Ma com'è la relazione fra paziente e caregiver da una parte e medici e centri diabetologici dall'altra? Molto buona, risponde la ricerca, visto che l'86% delle persone con diabete e il 90% di chi sta loro vicino si dichiarano soddisfatti dell'assistenza e del servizio ricevuti.
Commenta Bolli: "ll paziente diabetico deve essere coinvolto attivamente dal proprio specialista in un percorso educativo che lo aiuti ad apprendere e mettere in pratica con correttezza e costanza tutti quegli accorgimenti che consentono di gestire al meglio la patologia (come controlli glicemici, dieta, attività fisica, eccetera). Il medico deve responsabilizzare, motivare, offrire un supporto psicologico. E non solo al diabetico, ma anche a chi lo assiste. Quindi, i dati che emergono dalla ricerca sulla soddisfazione verso i medici ci fanno molto piacere”.
Una parte dell'indagine di GfK Eurisko è stata dedicata agli aspetti psicologici legati al diabete attraverso un forum on line che ha coinvolto 25 pazienti di tipo 2. Ne è emerso anzitutto il bisogno di un aiuto per riuscire ad accettare una condizione che, all'atto della diagnosi, è stata accolta come uno "shock”, "una doccia gelata”, un trauma. Di conseguenza, la persona con diabete sente la necessità sia di un supporto professionale sia di un conforto emotivo per imparare a controllarsi e gestirsi, per superare i momenti di depressione e per guardare senza paura al futuro.

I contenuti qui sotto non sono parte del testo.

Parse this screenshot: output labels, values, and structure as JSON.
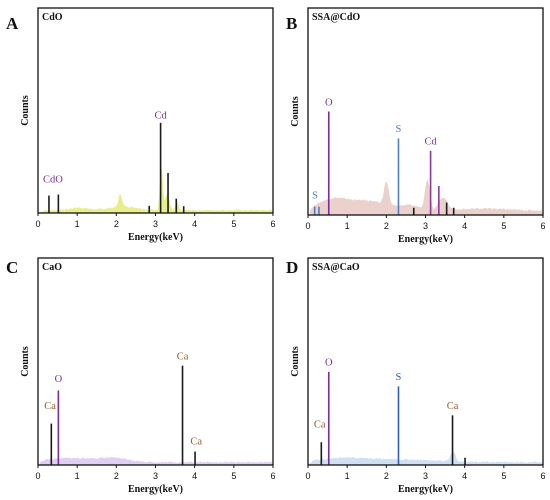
{
  "chart_data": [
    {
      "panel": "A",
      "title": "CdO",
      "type": "area",
      "xlabel": "Energy(keV)",
      "ylabel": "Counts",
      "xlim": [
        0,
        6
      ],
      "xticks": [
        0,
        1,
        2,
        3,
        4,
        5,
        6
      ],
      "fill_color": "#e6ec7a",
      "baseline": 0.012,
      "bumps": [
        {
          "x": 1.05,
          "w": 0.35,
          "h": 0.012
        },
        {
          "x": 2.1,
          "w": 0.06,
          "h": 0.06
        },
        {
          "x": 2.2,
          "w": 0.5,
          "h": 0.018
        },
        {
          "x": 3.15,
          "w": 0.05,
          "h": 0.2
        },
        {
          "x": 3.3,
          "w": 0.07,
          "h": 0.08
        },
        {
          "x": 3.55,
          "w": 0.05,
          "h": 0.04
        }
      ],
      "lines": [
        {
          "x": 0.28,
          "h": 0.085,
          "color": "#1a1a1a"
        },
        {
          "x": 0.52,
          "h": 0.09,
          "color": "#1a1a1a"
        },
        {
          "x": 2.84,
          "h": 0.035,
          "color": "#1a1a1a"
        },
        {
          "x": 3.13,
          "h": 0.44,
          "color": "#1a1a1a"
        },
        {
          "x": 3.32,
          "h": 0.195,
          "color": "#1a1a1a"
        },
        {
          "x": 3.53,
          "h": 0.07,
          "color": "#1a1a1a"
        },
        {
          "x": 3.72,
          "h": 0.033,
          "color": "#1a1a1a"
        }
      ],
      "labels": [
        {
          "text": "CdO",
          "x": 0.38,
          "h": 0.15,
          "color": "#7b2d9c"
        },
        {
          "text": "Cd",
          "x": 3.13,
          "h": 0.46,
          "color": "#7b2d9c"
        }
      ]
    },
    {
      "panel": "B",
      "title": "SSA@CdO",
      "type": "area",
      "xlabel": "Energy(keV)",
      "ylabel": "Counts",
      "xlim": [
        0,
        6
      ],
      "xticks": [
        0,
        1,
        2,
        3,
        4,
        5,
        6
      ],
      "fill_color": "#e8c9c2",
      "baseline": 0.02,
      "bumps": [
        {
          "x": 0.7,
          "w": 0.6,
          "h": 0.06
        },
        {
          "x": 1.6,
          "w": 0.5,
          "h": 0.04
        },
        {
          "x": 2.0,
          "w": 0.08,
          "h": 0.11
        },
        {
          "x": 2.55,
          "w": 0.5,
          "h": 0.025
        },
        {
          "x": 3.05,
          "w": 0.08,
          "h": 0.14
        },
        {
          "x": 3.45,
          "w": 0.15,
          "h": 0.06
        },
        {
          "x": 4.5,
          "w": 0.8,
          "h": 0.01
        }
      ],
      "lines": [
        {
          "x": 0.17,
          "h": 0.04,
          "color": "#4f7fc6"
        },
        {
          "x": 0.28,
          "h": 0.04,
          "color": "#4f7fc6"
        },
        {
          "x": 0.53,
          "h": 0.5,
          "color": "#7b2d9c"
        },
        {
          "x": 2.31,
          "h": 0.37,
          "color": "#4f7fc6"
        },
        {
          "x": 2.7,
          "h": 0.035,
          "color": "#1a1a1a"
        },
        {
          "x": 3.13,
          "h": 0.31,
          "color": "#8b3aa0"
        },
        {
          "x": 3.34,
          "h": 0.14,
          "color": "#8b3aa0"
        },
        {
          "x": 3.54,
          "h": 0.06,
          "color": "#1a1a1a"
        },
        {
          "x": 3.72,
          "h": 0.035,
          "color": "#1a1a1a"
        }
      ],
      "labels": [
        {
          "text": "S",
          "x": 0.18,
          "h": 0.08,
          "color": "#4f7fc6"
        },
        {
          "text": "O",
          "x": 0.53,
          "h": 0.53,
          "color": "#7b2d9c"
        },
        {
          "text": "S",
          "x": 2.31,
          "h": 0.4,
          "color": "#4f7fc6"
        },
        {
          "text": "Cd",
          "x": 3.13,
          "h": 0.34,
          "color": "#7b2d9c"
        }
      ]
    },
    {
      "panel": "C",
      "title": "CaO",
      "type": "area",
      "xlabel": "Energy(keV)",
      "ylabel": "Counts",
      "xlim": [
        0,
        6
      ],
      "xticks": [
        0,
        1,
        2,
        3,
        4,
        5,
        6
      ],
      "fill_color": "#d9c7f2",
      "baseline": 0.012,
      "bumps": [
        {
          "x": 0.9,
          "w": 1.0,
          "h": 0.02
        },
        {
          "x": 2.0,
          "w": 0.5,
          "h": 0.015
        }
      ],
      "lines": [
        {
          "x": 0.34,
          "h": 0.2,
          "color": "#1a1a1a"
        },
        {
          "x": 0.52,
          "h": 0.36,
          "color": "#7b2d9c"
        },
        {
          "x": 3.69,
          "h": 0.48,
          "color": "#1a1a1a"
        },
        {
          "x": 4.01,
          "h": 0.065,
          "color": "#1a1a1a"
        }
      ],
      "labels": [
        {
          "text": "Ca",
          "x": 0.31,
          "h": 0.27,
          "color": "#9a5a2a"
        },
        {
          "text": "O",
          "x": 0.52,
          "h": 0.4,
          "color": "#7b2d9c"
        },
        {
          "text": "Ca",
          "x": 3.69,
          "h": 0.51,
          "color": "#9a5a2a"
        },
        {
          "text": "Ca",
          "x": 4.04,
          "h": 0.1,
          "color": "#9a5a2a"
        }
      ]
    },
    {
      "panel": "D",
      "title": "SSA@CaO",
      "type": "area",
      "xlabel": "Energy(keV)",
      "ylabel": "Counts",
      "xlim": [
        0,
        6
      ],
      "xticks": [
        0,
        1,
        2,
        3,
        4,
        5,
        6
      ],
      "fill_color": "#c7dbf0",
      "baseline": 0.012,
      "bumps": [
        {
          "x": 0.9,
          "w": 0.9,
          "h": 0.02
        },
        {
          "x": 2.5,
          "w": 1.2,
          "h": 0.012
        },
        {
          "x": 3.7,
          "w": 0.08,
          "h": 0.05
        }
      ],
      "lines": [
        {
          "x": 0.34,
          "h": 0.11,
          "color": "#1a1a1a"
        },
        {
          "x": 0.53,
          "h": 0.45,
          "color": "#7b2d9c"
        },
        {
          "x": 2.31,
          "h": 0.38,
          "color": "#2f5fb0"
        },
        {
          "x": 3.69,
          "h": 0.24,
          "color": "#1a1a1a"
        },
        {
          "x": 4.01,
          "h": 0.035,
          "color": "#1a1a1a"
        }
      ],
      "labels": [
        {
          "text": "Ca",
          "x": 0.3,
          "h": 0.18,
          "color": "#9a5a2a"
        },
        {
          "text": "O",
          "x": 0.53,
          "h": 0.48,
          "color": "#7b2d9c"
        },
        {
          "text": "S",
          "x": 2.31,
          "h": 0.41,
          "color": "#2f5fb0"
        },
        {
          "text": "Ca",
          "x": 3.69,
          "h": 0.27,
          "color": "#9a5a2a"
        }
      ]
    }
  ]
}
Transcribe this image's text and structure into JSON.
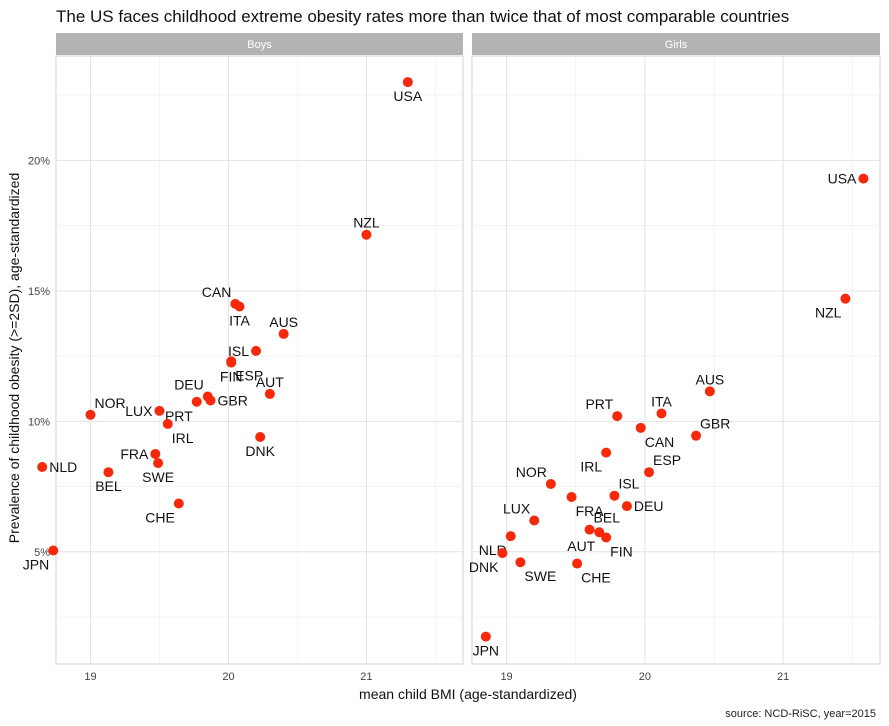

In questo contesto si colloca una campagna di comunicazione per pazienti e caregiver promossa dalla Fand insieme con Onda (Osservatorio nazionale sulla salute della donna), che prevede una serie di incontri di approfondimento e confronto, con la partecipazione di medici e specialisti, sulla buona gestione del diabete. Spiega Vera Buondonno: "Puntiamo al coinvolgimento diretto e consapevole di chi, nell'ambito familiare, ricopre un ruolo centrale. Con questo progetto dobbiamo tutti insieme lavorare per convincere il paziente della pericolosità della patologia e di come questa vada governata per non incappare nelle complicanze”. Le prime tre città toccate dal progetto saranno, entro l'estate di quest'anno, Torino, Ravenna e Reggio Calabria.